Page last updated at 22:43 GMT, Sunday, 28 June 2009 23:43 UK

Somali 'killer' stoned to death

An al-Shabab fighter stands guard over a crowd during a court session in Mogadishu on 22 June 2009
The radical Islamist al-Shabab are accused of links to al-Qaeda

Hardline Islamist militiamen in Somalia have stoned to death a man accused of raping and murdering a woman.

The execution took place in front of a large crowd in the town of Wanlaweyn, about 90km (55 miles) south of the capital Mogadishu.

The man was convicted by an unofficial court set up by the al-Shabab movement.

On Thursday in Mogadishu, al-Shabab - which advocates a strict form of Sharia - publicly amputated a hand and a foot from each of four men accused of theft.

"This man was accused of raping and killing an 18-year-old girl in May this year. The court found him guilty of the charges brought against him," Sheikh Mohamed Saleban, a local al-Shabab official, told AFP news agency on Sunday.

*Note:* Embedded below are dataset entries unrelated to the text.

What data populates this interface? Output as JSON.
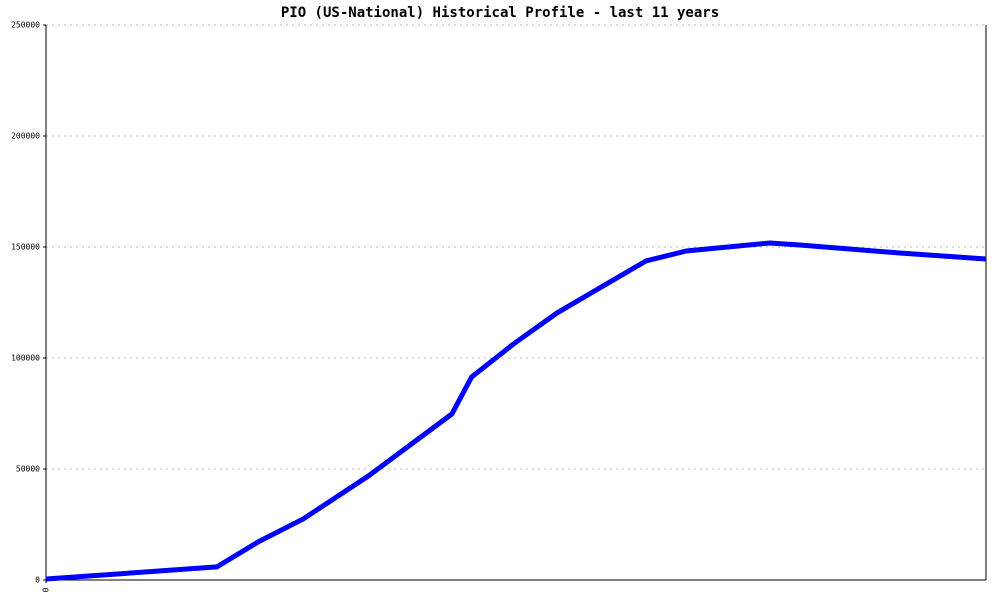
{
  "chart_data": {
    "type": "line",
    "title": "PIO (US-National) Historical Profile - last 11 years",
    "x": [
      0,
      2.0,
      2.48,
      3.01,
      3.77,
      4.75,
      4.98,
      5.47,
      5.98,
      7.02,
      7.49,
      8.47,
      8.82,
      9.99,
      11
    ],
    "series": [
      {
        "color": "#0000ff",
        "values": [
          450,
          5900,
          17100,
          27500,
          46800,
          74800,
          91400,
          106300,
          120300,
          143700,
          148200,
          151800,
          150900,
          147300,
          144600
        ]
      }
    ],
    "xlim": [
      0,
      11
    ],
    "xticks": [
      0
    ],
    "ylim": [
      0,
      250000
    ],
    "yticks": [
      0,
      50000,
      100000,
      150000,
      200000,
      250000
    ],
    "grid": true
  }
}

Ten masked men dug a hole, buried him to his neck before throwing stones at him
Abdullahi Husein
Local resident

"He was a married man, which is why the court sentenced him to be stoned to death," he added, explaining that a rape conviction only incurs flogging.

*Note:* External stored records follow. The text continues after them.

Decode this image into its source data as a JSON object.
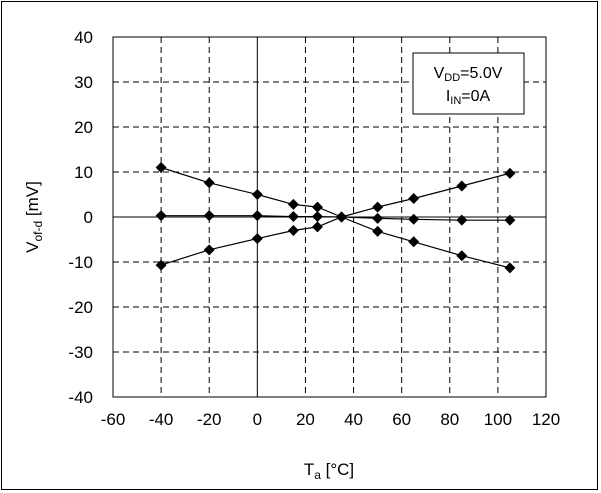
{
  "chart_data": {
    "type": "line",
    "xlabel": {
      "main": "T",
      "sub": "a",
      "unit": " [°C]"
    },
    "ylabel": {
      "main": "V",
      "sub": "of-d",
      "unit": " [mV]"
    },
    "xlim": [
      -60,
      120
    ],
    "ylim": [
      -40,
      40
    ],
    "x_ticks": [
      -60,
      -40,
      -20,
      0,
      20,
      40,
      60,
      80,
      100,
      120
    ],
    "y_ticks": [
      40,
      30,
      20,
      10,
      0,
      -10,
      -20,
      -30,
      -40
    ],
    "x_tick_labels": [
      "-60",
      "-40",
      "-20",
      "0",
      "20",
      "40",
      "60",
      "80",
      "100",
      "120"
    ],
    "y_tick_labels": [
      "40",
      "30",
      "20",
      "10",
      "0",
      "-10",
      "-20",
      "-30",
      "-40"
    ],
    "grid": "dashed",
    "annotation": {
      "line1": {
        "main": "V",
        "sub": "DD",
        "rest": "=5.0V"
      },
      "line2": {
        "main": "I",
        "sub": "IN",
        "rest": "=0A"
      }
    },
    "series": [
      {
        "x": [
          -40,
          -20,
          0,
          15,
          25,
          35,
          50,
          65,
          85,
          105
        ],
        "values": [
          11,
          7.6,
          5,
          2.8,
          2.2,
          0,
          -3.2,
          -5.5,
          -8.6,
          -11.3
        ]
      },
      {
        "x": [
          -40,
          -20,
          0,
          15,
          25,
          35,
          50,
          65,
          85,
          105
        ],
        "values": [
          0.3,
          0.3,
          0.3,
          0.1,
          0.1,
          0,
          -0.3,
          -0.5,
          -0.7,
          -0.7
        ]
      },
      {
        "x": [
          -40,
          -20,
          0,
          15,
          25,
          35,
          50,
          65,
          85,
          105
        ],
        "values": [
          -10.7,
          -7.3,
          -4.8,
          -3.0,
          -2.2,
          0,
          2.2,
          4.1,
          6.9,
          9.7
        ]
      }
    ],
    "colors": {
      "line": "#000000",
      "marker": "#000000",
      "grid": "#000000"
    }
  }
}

Local resident Abdullahi Husein said most of the town's population turned out to watch the lynching, where gunmen banned cameras and mobile phones.

"Ten masked men from the al-Shabab forces stoned him to death in front of everyone. They had dug a hole, buried him to his neck before throwing stones at him," he told AFP.

In October last year, al-Shabab ordered a 13-year-old girl to be stoned to death in public in the southern city of Kismayo.


She was accused of adultery after reporting she had been raped by three men.

The radical Islamists, who are accused of links to al-Qaeda, already control much of the south of the country.

Since last month, al-Shabab's guerrillas have been locked in ferocious battles with forces loyal to the fragile UN-backed government in Mogadishu.

Last week, the administration appealed to neighbouring countries urgently to send troops to help.

A moderate Islamist president took office in January but even his introduction of Sharia law to the strongly Muslim country has not appeased the guerrillas.

Somalia has been without an effective government since 1991.